I am trying to prove the following result.
Show that a sequence $p_1, p_2, p_3, \ldots$ of points in a metric space $X$ can have at most one limit.
The proof I have in mind is direct, but no other solution I've read, including in textbooks, use this approach. Many of them use contradiction and a lemma (that I'll write below), which makes me think there is an error in my approach or some reason I'm not seeing that my proof is inferior.
My approach:
Suppose $p_n \to p,p' \in X$. We will show that $p = p'$. Fix $\epsilon > 0$. As $p_n \to p$, we can find $N \in \mathbb{N}$ such that for every $n \geq N$, $d(p_n, p) < \frac{\epsilon}{2}$. Analogously, as $p_n \to p'$, we can find $N' \in \mathbb{N}$ so that for every $n \geq N'$, $d(p_n, p') < \frac{\epsilon}{2}$. For $n \geq N'' := \max(N,N')$, we then have $$ d(p,p') \leq d(p, p'') + d(p'', p') < 2\left(\frac{\epsilon}{2}\right) = \epsilon. $$ As $\epsilon > 0$ is arbitrary, we concle that $d(p,p') = 0$, so $p = p'$, and the limit is unique.

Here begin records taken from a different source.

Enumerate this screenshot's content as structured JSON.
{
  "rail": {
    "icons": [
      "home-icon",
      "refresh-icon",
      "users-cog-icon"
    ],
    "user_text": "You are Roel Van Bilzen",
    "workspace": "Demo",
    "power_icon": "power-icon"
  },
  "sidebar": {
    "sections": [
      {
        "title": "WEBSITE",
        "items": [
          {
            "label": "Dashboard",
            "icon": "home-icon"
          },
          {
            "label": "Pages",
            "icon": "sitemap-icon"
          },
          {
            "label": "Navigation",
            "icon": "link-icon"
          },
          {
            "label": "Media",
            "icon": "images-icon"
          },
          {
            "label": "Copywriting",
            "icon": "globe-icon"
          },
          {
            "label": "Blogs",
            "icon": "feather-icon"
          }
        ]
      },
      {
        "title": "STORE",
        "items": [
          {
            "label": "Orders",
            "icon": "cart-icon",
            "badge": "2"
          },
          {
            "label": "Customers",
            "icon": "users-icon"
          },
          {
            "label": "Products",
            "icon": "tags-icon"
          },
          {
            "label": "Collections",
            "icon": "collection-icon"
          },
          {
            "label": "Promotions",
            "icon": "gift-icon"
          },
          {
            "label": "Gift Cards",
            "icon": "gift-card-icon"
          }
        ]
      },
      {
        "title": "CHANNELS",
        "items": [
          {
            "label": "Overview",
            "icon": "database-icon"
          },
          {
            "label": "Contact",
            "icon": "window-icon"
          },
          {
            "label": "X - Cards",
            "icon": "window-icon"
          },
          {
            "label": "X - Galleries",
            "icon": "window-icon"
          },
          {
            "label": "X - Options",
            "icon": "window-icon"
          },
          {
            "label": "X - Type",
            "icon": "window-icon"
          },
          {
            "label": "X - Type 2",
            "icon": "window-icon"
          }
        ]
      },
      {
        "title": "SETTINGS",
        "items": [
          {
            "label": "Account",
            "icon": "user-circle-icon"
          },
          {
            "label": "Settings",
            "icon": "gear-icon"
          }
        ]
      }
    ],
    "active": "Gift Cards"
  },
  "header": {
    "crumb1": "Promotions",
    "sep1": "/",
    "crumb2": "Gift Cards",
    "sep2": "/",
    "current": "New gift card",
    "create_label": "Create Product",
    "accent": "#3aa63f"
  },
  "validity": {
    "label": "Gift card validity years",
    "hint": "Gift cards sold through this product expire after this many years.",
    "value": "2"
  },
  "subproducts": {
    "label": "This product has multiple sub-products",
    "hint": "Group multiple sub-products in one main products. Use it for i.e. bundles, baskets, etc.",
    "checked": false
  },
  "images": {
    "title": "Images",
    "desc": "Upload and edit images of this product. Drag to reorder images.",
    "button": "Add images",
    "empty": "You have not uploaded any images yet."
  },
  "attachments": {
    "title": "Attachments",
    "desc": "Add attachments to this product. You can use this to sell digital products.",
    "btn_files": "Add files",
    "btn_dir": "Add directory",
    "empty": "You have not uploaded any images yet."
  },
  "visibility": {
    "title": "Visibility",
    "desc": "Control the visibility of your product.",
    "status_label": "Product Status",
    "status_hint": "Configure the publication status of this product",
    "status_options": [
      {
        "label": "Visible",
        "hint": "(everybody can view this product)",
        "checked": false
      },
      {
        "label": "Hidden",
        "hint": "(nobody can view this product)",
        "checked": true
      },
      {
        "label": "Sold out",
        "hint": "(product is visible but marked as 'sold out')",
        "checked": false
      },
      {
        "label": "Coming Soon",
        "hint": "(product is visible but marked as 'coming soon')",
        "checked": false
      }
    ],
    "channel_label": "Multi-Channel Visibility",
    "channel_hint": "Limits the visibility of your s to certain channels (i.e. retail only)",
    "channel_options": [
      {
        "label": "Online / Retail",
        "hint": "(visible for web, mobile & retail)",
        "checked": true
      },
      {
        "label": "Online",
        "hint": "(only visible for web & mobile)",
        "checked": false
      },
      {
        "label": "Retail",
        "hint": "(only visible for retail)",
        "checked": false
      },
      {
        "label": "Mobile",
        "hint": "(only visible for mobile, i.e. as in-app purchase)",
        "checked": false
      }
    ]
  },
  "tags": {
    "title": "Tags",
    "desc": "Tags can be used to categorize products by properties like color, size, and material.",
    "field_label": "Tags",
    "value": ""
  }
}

The approach by contradiction takes the following lemma for granted:
$p_n \to p$ if and only if every open set $U \owns pi$ contains $p_n$ for all but finitely many $n$.
The proof is then:
Suppose that $p_n \to p, p' \in X$ where $p \neq p'$, so $d(p,p') \neq 0$. Setting $\epsilon = \frac{d(p,p')}{2} > 0$, we then have that $B_{\epsilon} (p) \cap B_{\epsilon} (p')$ contains $p_n$ for all but finitely many $n$ by the lemma. This is a contradiction, as $B_{\epsilon} (p) \cap B_{\epsilon} (p')$ is in fact empty.
(The solution I'm looking at stops here, but I'll continue the line of argument to demonstrate this fact, which is not immediately obvious to me.)
Indeed, if $q \in B_{\epsilon} (p) \cap B_{\epsilon} (p')$, then $d(p,q) < \epsilon$ and $d(p',q) < \epsilon$, so $$ d(p,p') \leq d(p,q) + d(q,p') < 2\epsilon. $$ As $\epsilon = \frac{d(p,p')}{2}$, we have $d(p,p') = 2\epsilon$, so this implies $2\epsilon < 2 \epsilon$, which is a contradiction.
So my questions are:
(1) Are both of these proofs mathematically correct (especially the first)?
(2) Is one superior/stronger? I feel like the first approach might be stronger because I only had to work from the limit definition and didn't need to prove that lemma. I also tend to prefer direct proofs, wherever possible, to proofs by contradiction, and it's my understanding this is generally the preference in upper-level math courses.
(3) Is my understanding of why $B_{\epsilon} (p) \cap B_{\epsilon} (p')$ in the second proof correct, or is there a simpler reason?
(1) Yes, your first proof is correct, though $p''$ should be $p_{n}$ for some $n \geq N$.
(2) If you define stronger/weaker as the number of other assumptions beside the definitions required to prove a statement, then yes your proof is "stronger" than the second proof. However, I believe that as long as a proof is valid, its elegance is subjective.
(3) Yes, your argument is correct. Intuitively, as $\epsilon = 2\cdot d(p,p')$, if you draw $\epsilon$-discs at $p$ and $p'$, they will not intersect.